You can then have any number of profiles in the config file assume various roles in different accounts, but just one source profile and one shared key. The source profile will need something like this too, along with an appropriate policy for the role being assumed:

{
    "Version" : "2012-10-17",
    "Statement" : [
      {
        "Effect" : "Allow",
        "Action" : [
          "sts:AssumeRole",
          "sts:TagSession"
        ]
        "Resource" : [
          "arn:aws:iam::ACCOUNT_ID:role/my-serverless-deployments-role",
        ]
      }
    ]
  }

Ran across a similar problem, I haven’t implemented many of the fixes here, but we had success using the AWS CLI to STS assume role and immediately assume it in a temporary bash_env. (Headsup, this was designed for a CI/CD flow and wouldn’t be a great fit for local development)

            aws sts assume-role \
            --role-arn << parameters.role-arn >> \
            --role-session-name << parameters.role-session-name >> \
            --query "Credentials.[AccessKeyId,SecretAccessKey,SessionToken]" \
            --output text | \
            awk '{print "export AWS_ACCESS_KEY_ID=\""$1"\"","\nexport AWS_SECRET_ACCESS_KEY=\""$2"\"","\nexport AWS_SESSION_TOKEN=\""$3"\""}' \
            >> $BASH_ENV && source $BASH_ENV

Having those 3 environment variables populated as the role you’d like to assume immediately before running performs subsequent actions as the assumed role.

For me, I have my “~/.aws/credentials” like this: (notice the “[default]” name)

[default]
aws_access_key_id = XXX
aws_secret_access_key = XXX

I ran the deploy command like this serverless deploy --aws-profile default (“default” is the profile name). Hope it helps!

I had this same issue and was able to solve it without the need to set the AWS_SDK_LOAD_CONFIG environment variable. My issue was that my credentials file was setting the access key ID for aws in all capital letters, i.e. AWS_ACCESS_KEY_ID=<access key>, however my understanding is that the aws-sdk loads the keys from your credentials file as all lower case. (reference: https://github.com/aws/aws-sdk-js/blob/c2ad3ef8fd486bb58edc225f74152dda51f9f2fe/lib/credentials/shared_ini_file_credentials.js#L138)

Before making all the variables lowercase, this.accessKeyId was evaluating as undefined, thus triggering the Profile [profilename] does not exist error inside of awsProvider.js. After the change, this.accessKeyId evaluated to the correct value and my profile was recognized with no further problems.

TL;DR: change all of your credential variables from all uppercase to all lowercase i.e. AWS_ACCESS_KEY_ID=<key> -> aws_access_key_id=<key>

This may or may not be the recommended fix, I personally don’t see a problem with it. I just wanted to share what worked for me!
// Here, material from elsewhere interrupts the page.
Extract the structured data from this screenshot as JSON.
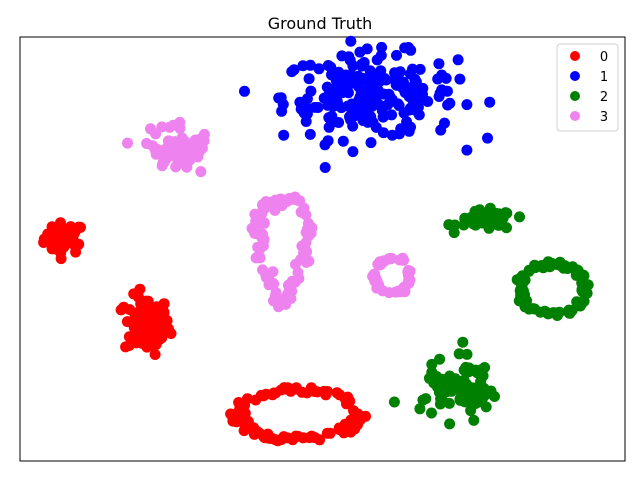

Is this issue really solved? I am trying to accomplish the same cross-account scenario as the original author (@pawel-miszkurka-cko ), with using AWS profiles with only role_arn and credential_source configured. I am getting the same Profile ‘xxx’ does not exist error.

In my scenario I am running sls commands from Jenkins CI/CD pipeline which is hosted in a EC2 instance. Using access keys in such cross-account scenario would be really step backwards, since AWS provides the assume role functionality specifically for this kind of use cases.

I’m adding my 2 cents worth that when I use a simple export of the aws secret and key it does work but if I specify a profile

provider:
  name: aws
  runtime: nodejs8.10
  profile: lamba

when these are specified in the ~/.aws/config and credentials the named profile is not found when using serverless.

@ghinks thank you so much! missing to disable this simple setting took me hours without any success. this finally solved the issue!

Thanks for checking @ghinks, #5432 might give you some ideas of where to start looking. It’s the PR that clued me into that env var seems related since it’s loading a profile from config.